Evilnum

Evilnum is a financially motivated threat actor associated with targeting traders, brokerage customers, and financial trading platforms. The content links Evilnum to the DarkMe malware and states that Group-IB attributed DarkMe to Evilnum. Reporting in the content also states that WaterHydra/DarkCasino splintered from Evilnum in late 2022, and that later WaterHydra activity shared a developer path (C:\Users\Administrator\Desktop\vaeeva\shellrundll.tlb) with a July 2022 Evilnum-linked DLL, indicating lineage between the groups. Observed tradecraft in the content includes spearphishing emails containing links to ZIP archives hosted on Google Drive, as well as lures designed to trick recipients into opening malicious shortcut links that result in .LNK download and execution. Evilnum has used malicious JavaScript files on victim machines, used PowerShell to bypass User Account Control, and used TerraLoader to check hardware and file information for sandbox detection. The actor can collect email credentials, obtain usernames from victim machines, and steal browser cookies and web session information. Evilnum has also used Windows Management Instrumentation (WMI) to enumerate infected machines, deployed additional components or tools as needed, and deleted files used during infection for cleanup.
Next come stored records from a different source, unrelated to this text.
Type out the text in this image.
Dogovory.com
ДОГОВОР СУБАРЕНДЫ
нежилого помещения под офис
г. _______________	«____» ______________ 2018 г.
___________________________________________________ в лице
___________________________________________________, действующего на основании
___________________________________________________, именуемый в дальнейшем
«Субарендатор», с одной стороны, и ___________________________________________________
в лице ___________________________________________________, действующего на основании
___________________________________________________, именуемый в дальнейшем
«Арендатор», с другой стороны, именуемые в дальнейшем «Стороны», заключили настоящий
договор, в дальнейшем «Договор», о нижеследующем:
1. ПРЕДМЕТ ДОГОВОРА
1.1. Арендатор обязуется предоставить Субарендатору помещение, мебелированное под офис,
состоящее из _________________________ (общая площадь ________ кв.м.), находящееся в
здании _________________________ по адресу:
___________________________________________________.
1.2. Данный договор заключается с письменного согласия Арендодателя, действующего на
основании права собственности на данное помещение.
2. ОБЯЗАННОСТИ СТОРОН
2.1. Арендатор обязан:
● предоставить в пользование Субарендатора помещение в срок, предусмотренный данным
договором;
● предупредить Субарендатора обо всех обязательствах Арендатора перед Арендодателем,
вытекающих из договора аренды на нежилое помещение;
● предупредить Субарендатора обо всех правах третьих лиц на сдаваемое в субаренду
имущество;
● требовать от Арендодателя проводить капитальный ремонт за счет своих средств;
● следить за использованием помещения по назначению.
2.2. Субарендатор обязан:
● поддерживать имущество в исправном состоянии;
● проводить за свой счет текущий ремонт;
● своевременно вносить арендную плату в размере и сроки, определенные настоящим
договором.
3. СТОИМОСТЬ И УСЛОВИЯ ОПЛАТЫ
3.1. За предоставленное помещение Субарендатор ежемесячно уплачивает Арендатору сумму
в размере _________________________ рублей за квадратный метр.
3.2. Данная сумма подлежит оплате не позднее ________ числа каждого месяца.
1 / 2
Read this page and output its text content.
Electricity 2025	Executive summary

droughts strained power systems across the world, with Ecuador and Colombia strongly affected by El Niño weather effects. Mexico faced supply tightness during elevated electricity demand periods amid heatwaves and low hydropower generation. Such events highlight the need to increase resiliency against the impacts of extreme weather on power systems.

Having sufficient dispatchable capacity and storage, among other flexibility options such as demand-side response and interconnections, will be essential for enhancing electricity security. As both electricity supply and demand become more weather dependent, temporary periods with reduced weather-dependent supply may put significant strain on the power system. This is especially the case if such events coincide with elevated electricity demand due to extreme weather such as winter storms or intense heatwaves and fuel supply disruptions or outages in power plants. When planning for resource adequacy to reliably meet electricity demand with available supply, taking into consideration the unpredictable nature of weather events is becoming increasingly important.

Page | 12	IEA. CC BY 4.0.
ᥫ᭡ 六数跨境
The content states that Evilnum used the TerraTV malware variant to load a malicious DLL from the TeamViewer directory instead of the legitimate Windows DLL in a system folder, and to run a legitimate TeamViewer application to connect to compromised machines. This reflects DLL hijacking / sideloading and abuse of legitimate remote desktop software for access to victim systems. The content also notes that Golden Chickens malware-as-a-service has been used by groups including Evilnum. Known aliases and related names directly mentioned in the content: Evilnum / EVILNUM; predecessor group to WaterHydra / DarkCasino.